Informação voluntária

Diretor da Associação Brasileira de Medicina de Tráfego (Abramet), Dirceu Rodrigues Alves considera que essa é uma grande fragilidade do sistema.

"O candidato à carteira sempre nega a patologia que possui. Nunca temos a informação de um paciente. Eles negam peremptoriamente ser portadores de determinadas doenças", afirma ele, especialista em medicina de tráfego. "Quando a gente quer conquistar alguma coisa, a gente nega tudo."

Ele ressalta a dificuldade de se fazer o diagnóstico de epilepsia e considera que exames psiquiátricos deveriam fazer parte da avaliação para tirar a carteira de habilitação.

"Quando detectamos alterações no exame clínico, pedimos informações a um neurologista. Mas dificilmente vamos detectar a epilepsia em um exame clínico, a não ser que o candidato venha a ter uma crise no meio do exame", diz.

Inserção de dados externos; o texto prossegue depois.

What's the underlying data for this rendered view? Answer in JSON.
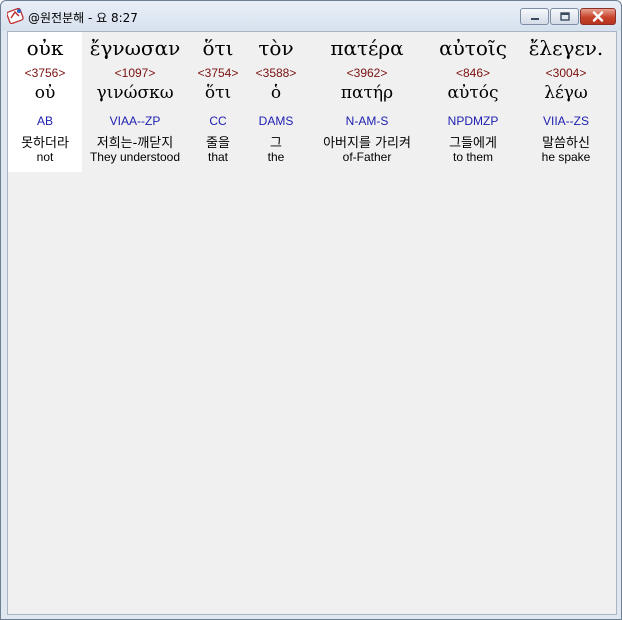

Outro problema, afirma, é que as avaliações médicas feitas para tirar a carteira de motorista não são satisfatórias.

"Temos que melhorar em muito o nosso desempenho junto aos nossos pacientes e entender que estamos em uma missão muito séria para proteger indivíduos por meio de um exame bem feito, detectando patologias", diz.